Dit autrement, nous pensons que la prise en compte des positions des acteurs dans le champ professionnel peut apporter un éclairage supplémentaire sur la composition de ces différents mondes professionnels. Nous proposons ainsi d’associer à la notion de carrière celle de trajectoire, et à la notion d’interaction celle de position afin d’articuler dans notre recherche une vision subjective à une vision plus objective de la question de la transformation du métier. Cette articulation renvoie ainsi à la présentation des deux caractéristiques objectives et subjectives de l’identité professionnelle présentée par C. Dubar (1991) du fait que si la notion de ’carrière’ fait ressortir le ’fil de vie’ avec ses brisures individuelles ou collectives, ’l’habitus’ met l’accent sur les ’dispositions’ des individus.

Finalement, nous avons retenu l’idée de faire appel à la théorie des champs pour préciser le cadre dans lequel s’effectue le processus de déstructuration/restructuration d’une profession en tentant de relier les différents types de discours des individus sur le sens de l’activité professionnelle exercée à des types de position dans le champ professionnel, afin de mieux saisir les transformations de ces mondes professionnels.

Notes
60.

Rappelons ici la définition que donne Bourdieu d’un champ : « en termes analytiques, un champ peut être défini comme un réseau, ou une configuration de relations objectives entre des positions.

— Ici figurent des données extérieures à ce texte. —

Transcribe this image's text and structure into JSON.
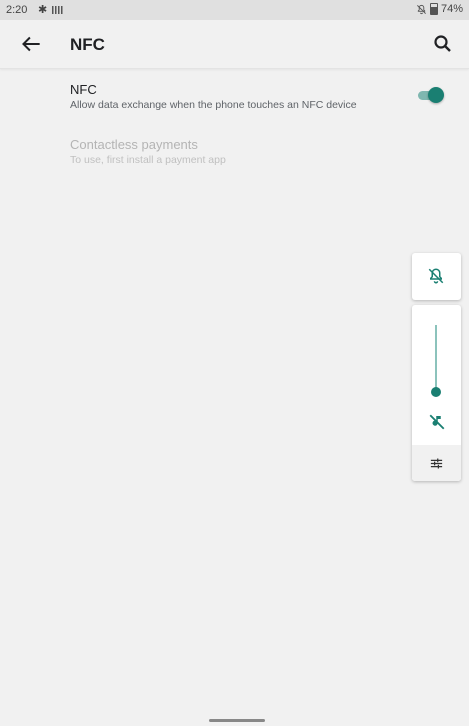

Ces positions sont définies objectivement dans leur existence et dans les déterminations qu’elles imposent à leurs occupants, agents ou institutions, par leur situation actuelle et potentielle dans la structure de la distribution des différentes espèces de pouvoir (ou de capital) dont la possession commande l’accès au profits spécifiques qui sont en jeu dans le champ, et du même coup, par leurs relations objectives aux autres positions (domination, subordination, homologie, etc.) » [Bourdieu, 1992, 73].

61.

Suivant cette approche, en effet, les structures sociales ne font ’qu’influencer’ les processus de construction des identités professionnelles sans pour autant les déterminer.

62.

On notera cependant sur ce point que si P. Bourdieu écarte dans la première phase d’analyse d’un champ, les représentations sociales des agents, il considère toutefois celles-ci nécessaires afin de rendre compte « des luttes quotidiennes, individuelles et collectives, qui visent à transformer ou à conserver ces structures » [Bourdieu, 1987, 150], même si les « stratégies des agents dépendent de leur position dans le champ » [Bourdieu, 1992, 78].